Imports from China fell to $18.9 billion, the lowest since the early COVID-19 lockdowns of February 2020. Vietnam and Taiwan, by contrast, reached $17.7 billion and $16.9 billion, nearly matching China for the first time. These shifts narrowed the trade gap with China, Canada, and Germany, even as deficits with Vietnam ($16.5B), Taiwan ($12.6B), and Mexico ($16.8B) hit record highs.

Export growth was driven by a narrow set of products. Of the 1,219 goods exported in June, 725 declined in value year-over-year, and only 494 increased. The top 10 products alone accounted for 66.1% of total export gains—highlighting how concentrated the growth was.
Pharmaceuticals led the surge. Exports of medicaments in dosage form reached nearly $3.8 billion, up $1 billion from a year earlier, led by shipments to Spain and Germany. One pharmaceutical plant in Indiana sent $1.9 billion in hormone-based ingredients to Florence, Italy—nearly triple the June 2024 figure. Steady sales of refined fuels, computing components, and aircraft parts lifted exports to the Netherlands. Meanwhile, explosive ammunition shipments from New York to Israel jumped 223%. But outbound flows to China, Canada, and Mexico fell, especially in vehicles, LNG, and refined oil.

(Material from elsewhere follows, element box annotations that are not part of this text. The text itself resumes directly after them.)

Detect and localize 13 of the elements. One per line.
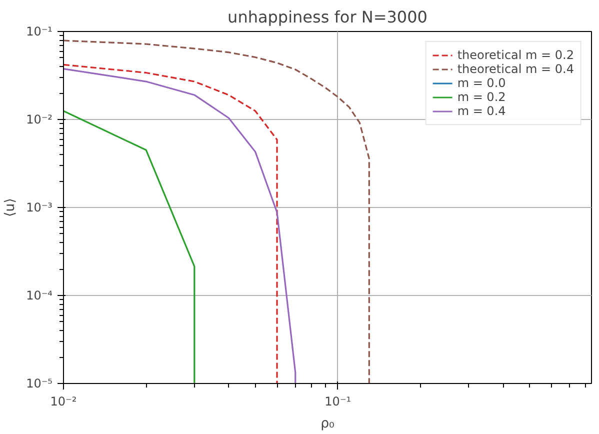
legend-label: m = 0.4	[457, 104, 506, 118]
legend-label: theoretical m = 0.4	[457, 62, 574, 76]
legend-label: theoretical m = 0.2	[457, 48, 574, 62]
y-tick-label: 10⁻⁴	[26, 288, 53, 302]
legend-label: m = 0.0	[457, 76, 506, 90]
y-tick-label: 10⁻⁵	[26, 376, 53, 390]
x-axis-title: ρ₀	[320, 416, 334, 432]
y-tick-label: 10⁻³	[26, 200, 53, 214]
y-tick-label: 10⁻²	[26, 112, 53, 126]
chart-title: unhappiness for N=3000	[228, 8, 428, 26]
y-tick-label: 10⁻¹	[26, 24, 53, 38]
y-axis-title: ⟨u⟩	[3, 198, 18, 217]
legend-label: m = 0.2	[457, 90, 506, 104]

State-level gains followed similar patterns. Texas recorded a $1.6 billion increase in drilling machinery exports to Canada, offsetting a $2.1 billion drop in crude oil. Arizona continued moving up the semiconductor value chain, with exports of data-processing parts, integrated circuits, and memory devices rising 26%. Georgia saw a 49.7% jump in civilian aircraft component exports, while Washington’s shipments of aircraft parts to China surged 81.1%—just before the U.S. relaxed licensing rules on jet engine technology used in COMAC aircraft. Across states, a small number of high-value shipments drove growth, while most product categories saw little or no increase.

Imports showed the reverse pattern of March’s buying rush, as companies worked through earlier stockpiles. Vaccines swung from +51% YoY in March to -17% in June; immunological goods from +103% to -18%; cars from +23% to -18%; and integrated circuits from +37% to -2%. Smartphone shipments slowed from +85% to +16%. CPUs were the exception: up 95% in March and another 143% in June, they now account for 5.2% of all U.S. goods imports—fueled by persistent demand for AI data centers and cloud infrastructure.

Overall, June’s narrower deficit reflects short-term volatility in a trade system still adjusting. A handful of large exports lifted the total, masking flat or declining shipments in core sectors. As the effects of March’s import surge fade and new tariffs take hold, further shifts in trade flows are likely.